Semantic MEDLINE: An Advanced Information Management Application for Biomedicine
Semantic MEDLINE integrates information retrieval, advanced natural language processing, automatic summarization, and visualization into a single Web portal. The application is intended to help manage the results of PubMed searches by condensing core semantic content in the citations retrieved. Output is presented as a connected graph of semantic relations, with links to the original MEDLINE citations. The ability to connect salient information across documents helps users keep up with the research literature and discover connections which might otherwise go unnoticed. Semantic MEDLINE can make an impact on biomedicine by supporting scientific discovery and the timely translation of insights from basic research into advances in clinical practice and patient care.
Benjamin Bengfort is a Data Science consultant at Full Stack Data Science, and has used Machine Learning and Natural Language Processing techniques to determine textual complexity in large literary corpora. He is a PhD candidate in Computer Science, with a focus on NLP, at the University of Maryland, Baltimore County, and has a MS in Computer Science from North Dakota State University.

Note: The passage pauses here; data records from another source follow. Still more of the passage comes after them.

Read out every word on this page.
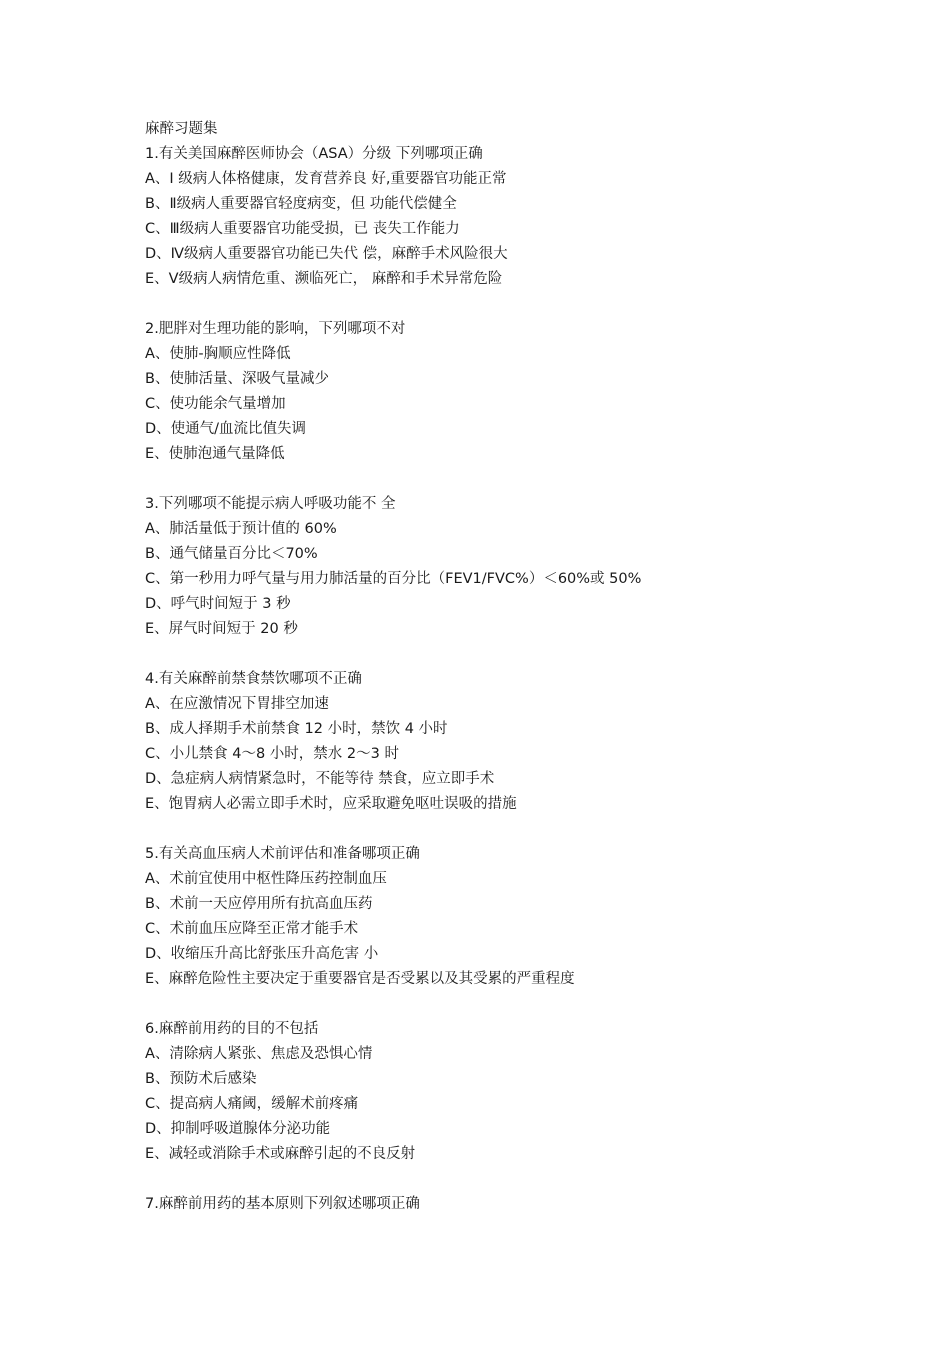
麻醉习题集
1.有关美国麻醉医师协会（ASA）分级 下列哪项正确
A、I 级病人体格健康，发育营养良 好,重要器官功能正常
B、Ⅱ级病人重要器官轻度病变，但 功能代偿健全
C、Ⅲ级病人重要器官功能受损，已 丧失工作能力
D、Ⅳ级病人重要器官功能已失代 偿，麻醉手术风险很大
E、Ⅴ级病人病情危重、濒临死亡， 麻醉和手术异常危险
2.肥胖对生理功能的影响，下列哪项不对
A、使肺-胸顺应性降低
B、使肺活量、深吸气量减少
C、使功能余气量增加
D、使通气/血流比值失调
E、使肺泡通气量降低
3.下列哪项不能提示病人呼吸功能不 全
A、肺活量低于预计值的 60%
B、通气储量百分比＜70%
C、第一秒用力呼气量与用力肺活量的百分比（FEV1/FVC%）＜60%或 50%
D、呼气时间短于 3 秒
E、屏气时间短于 20 秒
4.有关麻醉前禁食禁饮哪项不正确
A、在应激情况下胃排空加速
B、成人择期手术前禁食 12 小时，禁饮 4 小时
C、小儿禁食 4～8 小时，禁水 2～3 时
D、急症病人病情紧急时，不能等待 禁食，应立即手术
E、饱胃病人必需立即手术时，应采取避免呕吐误吸的措施
5.有关高血压病人术前评估和准备哪项正确
A、术前宜使用中枢性降压药控制血压
B、术前一天应停用所有抗高血压药
C、术前血压应降至正常才能手术
D、收缩压升高比舒张压升高危害 小
E、麻醉危险性主要决定于重要器官是否受累以及其受累的严重程度
6.麻醉前用药的目的不包括
A、清除病人紧张、焦虑及恐惧心情
B、预防术后感染
C、提高病人痛阈，缓解术前疼痛
D、抑制呼吸道腺体分泌功能
E、减轻或消除手术或麻醉引起的不良反射
7.麻醉前用药的基本原则下列叙述哪项正确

Please follow Ben on Twitter at @bbengfort!
Thomas Rindflesch has a Ph.D. in linguistics from the University of Minnesota and conducts research in natural language processing in the Lister Hill Center for Biomedical Communications at the National Library of Medicine. He leads a research group that focuses on developing semantic interpretation of biomedical text and exploiting results in innovative informatics methodology for clinical practice and basic research. Recent efforts concentrate on supporting literature-based discovery.